You know those rides that start out with really good intentions? Your jersey is loaded with healthy and tasty ride food. You’ve got two full water bottles. You’ve got some money in the event you need more food and water. So you’re set. You’ve learned your lessons from long rides just two weeks ago – and you even wrote some content for Shape magazine about eating and drinking on a ride.
But even with this knowledge and a well-stocked jersey, things seem to go wrong… Before you even leave the house you make some classic mistakes (mistakes you know better than to make) – mistakes that make you feel like you’re better off pushing your bike home than riding it…
- Always triple check the weather forecast. And even if you don’t hear the weatherman on CBC radio whisper about the 40% chance of rain – bring your rain cape anyway. If it doesn’t rain (which it did for 3.5 hours of the 4 hour ride), you can always put your rain cape on if the temperature drops unexpectedly (which it did).
- Bring extra gloves. These come in handy in the spring – especially when it starts to rain or you realize (which I did) that my gloves weren’t warm enough.
- That food you packed in your jersey? Eat it. And even if you don’t “feel hungry” eat some damn food.

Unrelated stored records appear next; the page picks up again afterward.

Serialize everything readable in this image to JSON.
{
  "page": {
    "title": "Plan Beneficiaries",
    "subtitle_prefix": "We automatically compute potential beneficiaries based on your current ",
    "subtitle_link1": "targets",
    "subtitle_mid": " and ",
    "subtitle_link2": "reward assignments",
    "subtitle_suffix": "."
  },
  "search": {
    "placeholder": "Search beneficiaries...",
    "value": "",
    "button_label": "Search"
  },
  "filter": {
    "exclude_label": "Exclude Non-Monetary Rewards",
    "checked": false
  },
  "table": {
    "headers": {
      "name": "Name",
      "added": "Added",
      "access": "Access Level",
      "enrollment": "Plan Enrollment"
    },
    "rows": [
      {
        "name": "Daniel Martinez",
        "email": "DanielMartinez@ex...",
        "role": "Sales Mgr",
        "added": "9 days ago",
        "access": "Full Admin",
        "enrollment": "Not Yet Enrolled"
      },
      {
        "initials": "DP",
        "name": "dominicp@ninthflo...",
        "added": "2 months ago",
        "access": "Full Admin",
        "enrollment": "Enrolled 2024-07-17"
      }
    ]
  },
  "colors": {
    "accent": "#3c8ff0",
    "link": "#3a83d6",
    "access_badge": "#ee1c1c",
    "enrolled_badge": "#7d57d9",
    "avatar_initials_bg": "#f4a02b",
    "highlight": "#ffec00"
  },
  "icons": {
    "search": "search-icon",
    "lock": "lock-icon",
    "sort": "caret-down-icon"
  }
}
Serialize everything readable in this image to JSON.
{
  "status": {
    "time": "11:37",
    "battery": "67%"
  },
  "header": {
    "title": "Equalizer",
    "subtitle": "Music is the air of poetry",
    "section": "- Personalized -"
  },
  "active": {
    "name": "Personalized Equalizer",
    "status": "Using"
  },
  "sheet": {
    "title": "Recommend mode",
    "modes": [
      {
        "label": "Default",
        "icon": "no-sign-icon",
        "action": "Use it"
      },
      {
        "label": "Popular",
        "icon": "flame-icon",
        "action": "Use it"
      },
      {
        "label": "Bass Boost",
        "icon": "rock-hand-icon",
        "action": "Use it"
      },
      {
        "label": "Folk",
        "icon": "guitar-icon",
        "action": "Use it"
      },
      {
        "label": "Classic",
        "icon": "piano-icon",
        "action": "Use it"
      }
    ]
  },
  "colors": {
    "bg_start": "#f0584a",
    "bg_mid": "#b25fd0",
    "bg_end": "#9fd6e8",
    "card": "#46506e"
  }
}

Your Garmin is beeping at you reminding you that you’ve burned 700 kj, then 1200 kj, and then 2180 kj – this means one package of Clif Shot Bloks is not enough.
- Oh and about those full and heavy water bottles you’re lugging around? Do yourself a favour and put that water in your body. Your bike will feel lighter and remarkably, you’ll feel a lot better. Yes, when it is pouring rain and the temperature drops, the water gets cold – too bad – drink the water.
- Just because your training plan reads 3-4 hours, doesn’t mean you need to do the 4 hours. Especially when you’re cold, haven’t eaten enough, neglected to drink very much water, and you’re soaked to the bone.
- An indicator that it is a good idea to call your husband is when 128 watts feels like 728 watts (I now think I know what this really feels like) and your arms start to ache so badly from the wet and cold that you’re having a hard time determining which body part feels worse – your legs or your arms.
- Oh, and when you’re riding on your first group ride in over two years and your friend rides up to you and says “this is where it gets kind of fast and hard for a while” – take him seriously and don’t slowly drift back thinking that “you’ll be okay and just hang out here at the back for a while” – especially when the road is kind of rolling and you’re not ready to deal with sharp accelerations and a pace that feels like 728 watts. This will likely result in your getting dropped and then finally catching back on just as the group hits a little rise – resulting in your riding alone.
So yes, today I made many classic mistakes. But it was still a good ride. Sometimes you (I) need to make these mistakes to remember how important the subtle things are in making the ride a good one. It was great to be out on the group ride again. I saw lots of friendly faces and met a few new people. I’ll be back again – not until the third Saturday in May though since I’m off to Peterborough/Lakefield next weekend for the Wild Rock Women’s Night and on May 11, I’m racing my mountain bike (so excited).
Best of luck to everyone doing Almonte-Roubaix on Sunday. I’ll be riding out to Almonte to watch the finish. (I plan to overdress for the ride and to eat and drink too much!)